When Alaïa met Naomi
Though Alaïa had many muses, his friendship with Naomi Campbell was undoubtedly one of his most treasured. Before she was known as the supermodel she is today, Campbell was the 16-year-old south Londoner who lost all her money on her first day in Paris. With a generosity that was so innate, Alaïa decidedly took Campbell under his black chinoiserie-cloaked wing, phoned her mother and ensured her that Naomi was well-clothed, fed and sheltered.
“In the beginning, Naomi just slept on a mattress. But she would escape through the window to go out clubbing with other girls. So, I put her in the room above mine to keep an eye on her’’, the north African designer famously told The Independent in 1998. To Naomi, Alaïa would always be her ‘Papa,’ a friend and father-figure amidst the vacuous industry.
King of Cling
Even if you don’t know Alaïa by name, the chances of you recognising his signature designs are high. With exquisite body-skimming dresses that hugged the figure like a second-skin, the beloved designer earned the nickname “King of Cling”. Predating Kim K’s booty-enhancing shapewear line Skims, Alaïa’s oeuvre has long proven to be far ahead of its time. The inventor of the bandage dress, his influence can be seen not only in what we wear, but how we interact with our bodies. Fashion expert Uschka Pittroff fabulously said “wearing Alaia is like being in a man’s embrace”— passionate, sensual and all consuming. To put it plainly— there is no one as devoted to fashioning the female form than him.
May Day, May Day
One of Alaïa’s most memorable flings with pop culture was when designing outfits for disco legend Grace Jones. In her first acting role, A View To Kill (1985), Jones stars as deadly henchwoman May Day dressed head-to-toe in an Alaïa hooded bandage dress. Complete with a toxic barbed butterfly, her weapon of choice, Jone’s subversive get-up is a refreshing deviation from the previous damsels in distress associated with the Bond franchise. Behind the scenes, the queen of androgyny was a close friend of Alaïa. She even carried him onstage, a whole foot taller than him, to receive the 1984 Best Collection of the Year at the Oscars de la Mode.
Alaïa’s animal kingdom
Besides dressing the exotic creatures of fashion’s elite, Alaïa was also a devoted animal lover and had 8 dogs and cats over his lifetime. The 5 ft 2 designer was rarely seen without Didine, a ginormous Saint Bernard and faithful friend by his side. Much of the garments created incorporated his love for nature and the animal world— adapting their characteristics to the female form. Alaïa crafted exquisite crocodile skin coats and skimpy leopard print bodysuits worn by supermodels Christy Turlington, Linda Evangelista, and Helena Christensen.

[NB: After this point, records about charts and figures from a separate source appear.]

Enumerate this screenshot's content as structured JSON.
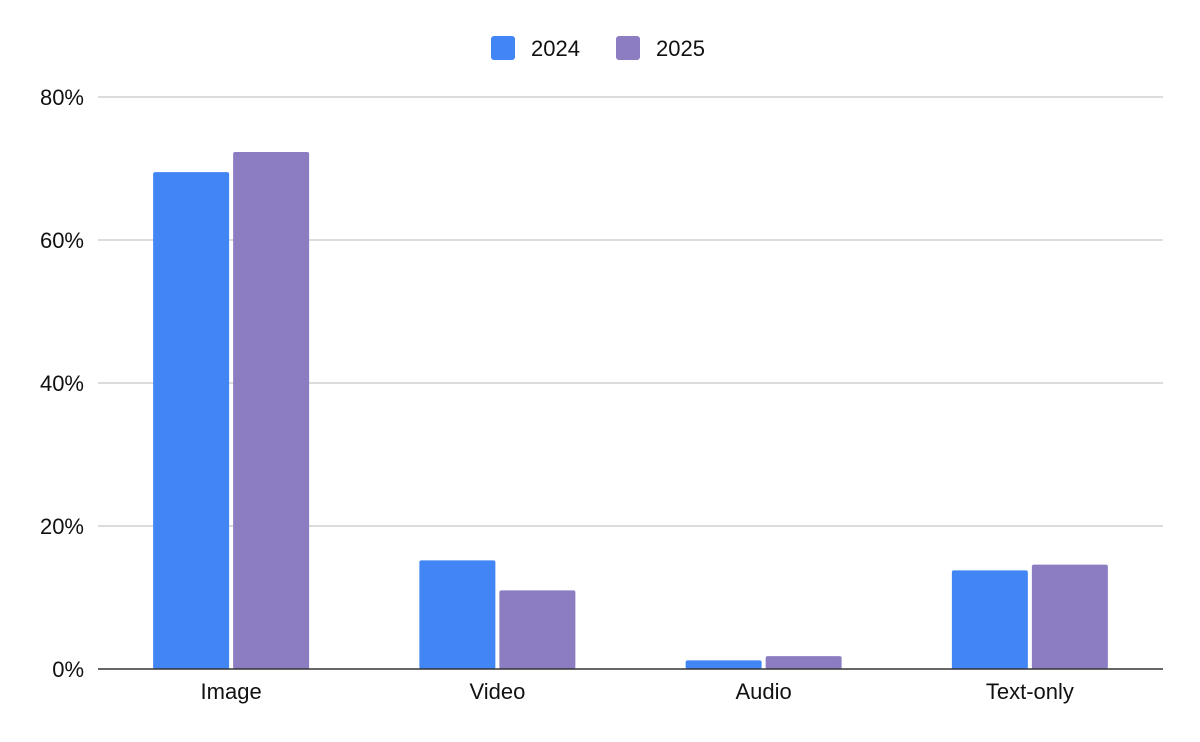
{
  "chart_data": {
    "type": "bar",
    "categories": [
      "Image",
      "Video",
      "Audio",
      "Text-only"
    ],
    "series": [
      {
        "name": "2024",
        "color": "#4285f4",
        "values": [
          69.5,
          15.2,
          1.2,
          13.8
        ]
      },
      {
        "name": "2025",
        "color": "#8c7dc3",
        "values": [
          72.3,
          11.0,
          1.8,
          14.6
        ]
      }
    ],
    "ylim": [
      0,
      80
    ],
    "yticks": [
      0,
      20,
      40,
      60,
      80
    ],
    "ytick_labels": [
      "0%",
      "20%",
      "40%",
      "60%",
      "80%"
    ],
    "grid": true,
    "legend_position": "top-center",
    "title": "",
    "xlabel": "",
    "ylabel": ""
  }
}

A great artist is never satisfied
One of fashion’s greatest iconoclasts, Alaïa rejected the idea of new trends and instead, presented his collections on his own schedule without adhering to the industry’s strict and infallible calendar.
In 2008, the design maestro turned down one of France’s greatest distinctions, Chevalier de la Légion d’honneur. Reportedly, he even declined an offer at Dior, following the sudden departure of John Galliano in 2011. “It’ll be ready when it’s ready” was the resounding motto of Alaïa, who was willing to forego the conventional schedule of the industry and reveal his work once he himself was satisfied.
Whilst gone, Alaïa will never be forgotten and will forever be rooted in our hearts. In honour of his passing five years ago, we salute him, his uncompromising approach to design, rebellious spirit and boundless creativity.